One way to remove organic compounds from water is to use the highly reactive hydroxyl radical (HO•), which is one of the most powerful oxidising agents known. The so-called advanced oxidation technologies rely on generating hydroxyl radicals in dirty water, which then react with any contaminants, converting them into harmless molecules. ‘Hydroxyl radicals will destroy practically all organic compounds, forming carbon dioxide and water’ explains Professor Gianluca Li Puma, a chemical engineer at the University of Loughborough.
Hydroxyl radicals are formed when one of the covalent O-H bonds in H2O breaks and the oxygen and hydrogen atoms take one each of the bonding pair of electrons. The resulting unpaired electron on the oxygen atom is what makes the hydroxyl radical so reactive. The O-H bond can be broken in a number of ways: by vibrating it with ultrasound, by electrolysis, by reacting water with ozone, or with hydrogen peroxide in the presence of ultraviolet light. Li Puma’s team are developing a method that uses solar energy to power the bond-breaking reaction. ‘The idea is to use photons to activate a catalyst that can generate the hydroxyl radical’ said Li Puma. The catalyst, made up of titanium dioxide nanoparticles, is a semiconductor, which means it has electrons available to absorb energy from light (in this case ultraviolet light). These electrons become ‘excited’ and can move around the surface of the nanoparticles, in turn leaving behind a positive charge (or ‘hole’) which can oxidise water to form the all-important hydroxyl radical.
Li Puma says the TiO2 catalyst reactor is most suited to industrial applications, because of the cost of the catalyst. But if more efficient catalysts that absorb more light (especially in the visible spectrum) can be developed the technology might become cheaper. This could help to produce clean drinking water, especially in developing countries where there is a lot of sunlight. His group is currently working on a project to design a reactor that goes one step further than destroying organic pollutants, and could solve two environmental problems at the same time. ‘The hydroxyl radicals destroy the pollutants, but the electrons from the catalyst can reduce water too, and produce hydrogen that could be used to generate electricity in fuel cells,’ Li Puma explains.

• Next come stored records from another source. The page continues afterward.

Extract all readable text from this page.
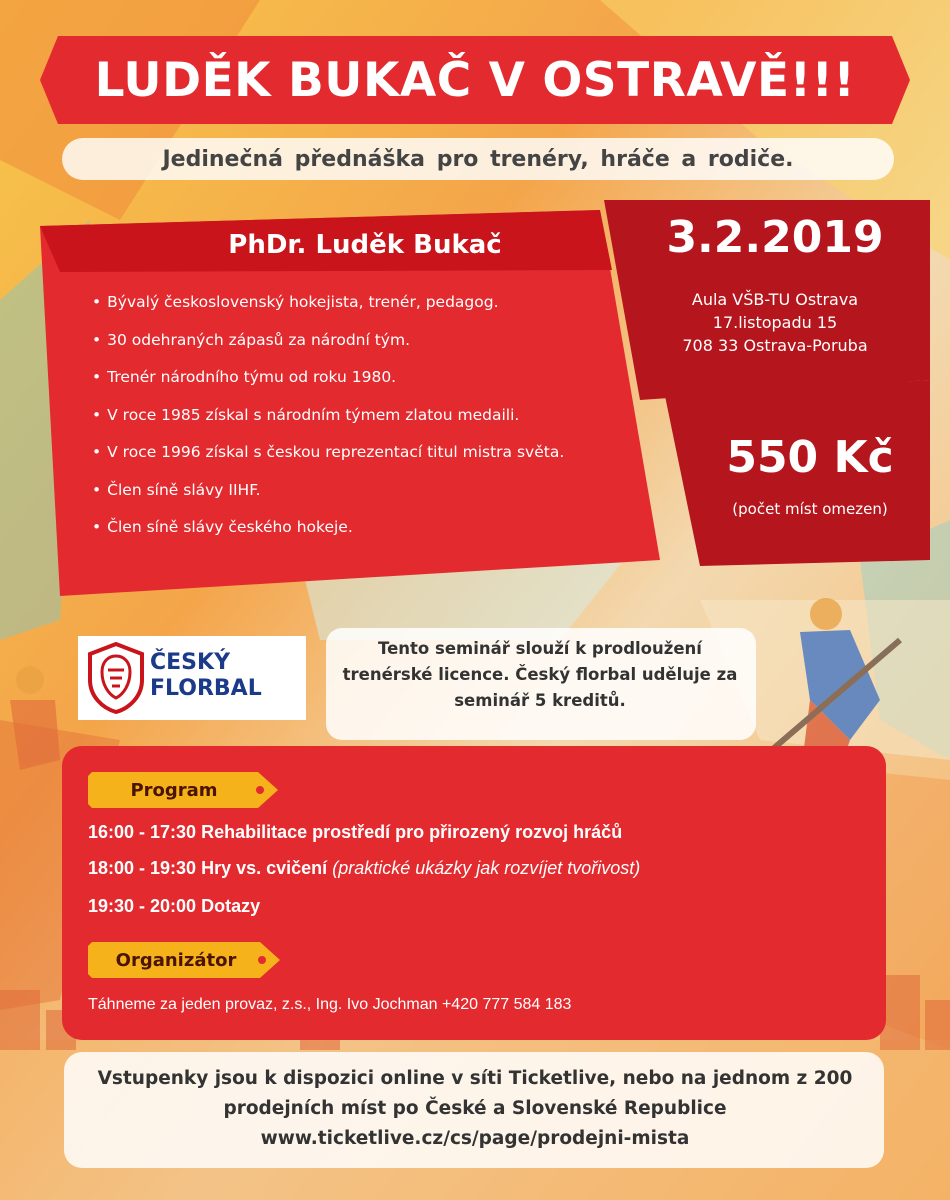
LUDĚK BUKAČ V OSTRAVĚ!!!
Jedinečná přednáška pro trenéry, hráče a rodiče.
PhDr. Luděk Bukač
• Bývalý československý hokejista, trenér, pedagog.
• 30 odehraných zápasů za národní tým.
• Trenér národního týmu od roku 1980.
• V roce 1985 získal s národním týmem zlatou medaili.
• V roce 1996 získal s českou reprezentací titul mistra světa.
• Člen síně slávy IIHF.
• Člen síně slávy českého hokeje.
3.2.2019
Aula VŠB-TU Ostrava
17.listopadu 15
708 33 Ostrava-Poruba
550 Kč
(počet míst omezen)
ČESKÝ
FLORBAL
Tento seminář slouží k prodloužení trenérské licence. Český florbal uděluje za seminář 5 kreditů.
Program
16:00 - 17:30 Rehabilitace prostředí pro přirozený rozvoj hráčů
18:00 - 19:30 Hry vs. cvičení (praktické ukázky jak rozvíjet tvořivost)
19:30 - 20:00 Dotazy
Organizátor
Táhneme za jeden provaz, z.s., Ing. Ivo Jochman +420 777 584 183
Vstupenky jsou k dispozici online v síti Ticketlive, nebo na jednom z 200 prodejních míst po České a Slovenské Republice www.ticketlive.cz/cs/page/prodejni-mista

This could be a source of ‘green, renewable energy, using only sunlight,’ said Li Puma, who hopes to power the reactor’s water pumps using solar panels, making it totally self-sufficient.
As the population grows, the global water crisis will become worse. The world will need to find new ways of keeping drinking water clean and safe wherever it is needed, and research by chemists will hold the key to solving this problem.